Validation is restricted to classification tasks; its applicability to generative tasks (e.g., text summarization, translation) remains unexplored.
Neighborhood purity drops rapidly in fine-grained tasks (e.g., 150 classes), limiting its efficacy in extremely fine-grained classification.
More complex aggregation strategies (e.g., learning-based aggregation) have not yet been evaluated.

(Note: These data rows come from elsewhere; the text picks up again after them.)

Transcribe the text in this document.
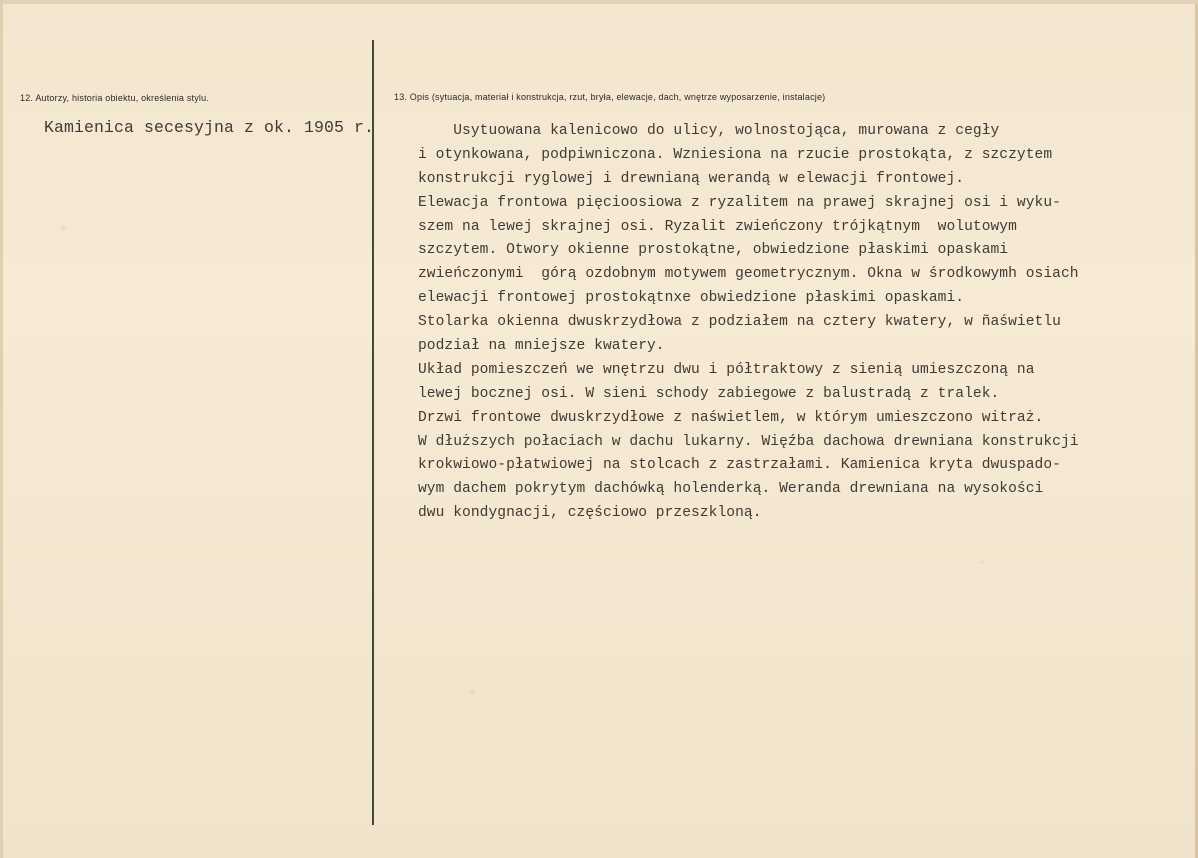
12. Autorzy, historia obiektu, określenia stylu.
Kamienica secesyjna z ok. 1905 r.
13. Opis (sytuacja, materiał i konstrukcja, rzut, bryła, elewacje, dach, wnętrze wyposarzenie, instalacje)
Usytuowana kalenicowo do ulicy, wolnostojąca, murowana z cegły
i otynkowana, podpiwniczona. Wzniesiona na rzucie prostokąta, z szczytem
konstrukcji ryglowej i drewnianą werandą w elewacji frontowej.
Elewacja frontowa pięcioosiowa z ryzalitem na prawej skrajnej osi i wyku-
szem na lewej skrajnej osi. Ryzalit zwieńczony trójkątnym  wolutowym
szczytem. Otwory okienne prostokątne, obwiedzione płaskimi opaskami
zwieńczonymi  górą ozdobnym motywem geometrycznym. Okna w środkowymh osiach
elewacji frontowej prostokątnxe obwiedzione płaskimi opaskami.
Stolarka okienna dwuskrzydłowa z podziałem na cztery kwatery, w ñaświetlu
podział na mniejsze kwatery.
Układ pomieszczeń we wnętrzu dwu i półtraktowy z sienią umieszczoną na
lewej bocznej osi. W sieni schody zabiegowe z balustradą z tralek.
Drzwi frontowe dwuskrzydłowe z naświetlem, w którym umieszczono witraż.
W dłuższych połaciach w dachu lukarny. Więźba dachowa drewniana konstrukcji
krokwiowo-płatwiowej na stolcach z zastrzałami. Kamienica kryta dwuspado-
wym dachem pokrytym dachówką holenderką. Weranda drewniana na wysokości
dwu kondygnacji, częściowo przeszkloną.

kNN-LM (Khandelwal et al., 2020) utilizes neighboring samples to improve language model generalization. While sharing a similar conception, it operates at the generation level.
Self-Consistency (Wang et al., 2023b) improves inference via output sampling and aggregation, whereas TestNUC complements it from the input space.
The paradigm of leveraging unlabeled data in semi-supervised learning (e.g., FixMatch) aligns with the neighborhood consistency assumption in TestNUC.

Rating¶

Novelty: ⭐⭐⭐⭐ — First to systematically leverage the neighborhood consistency of unlabeled data within a test-time computing framework.
Experimental Thoroughness: ⭐⭐⭐⭐⭐ — 4 LLMs \(\times\) 8 datasets \(\times\) multiple integration methods \(\times\) extensive ablations.
Writing Quality: ⭐⭐⭐⭐ — Preliminary analyses (purity, majority voting accuracy) establish a solid motivational foundation for the method.
Value: ⭐⭐⭐⭐ — Simple yet effective inference scaling method with significant practical value.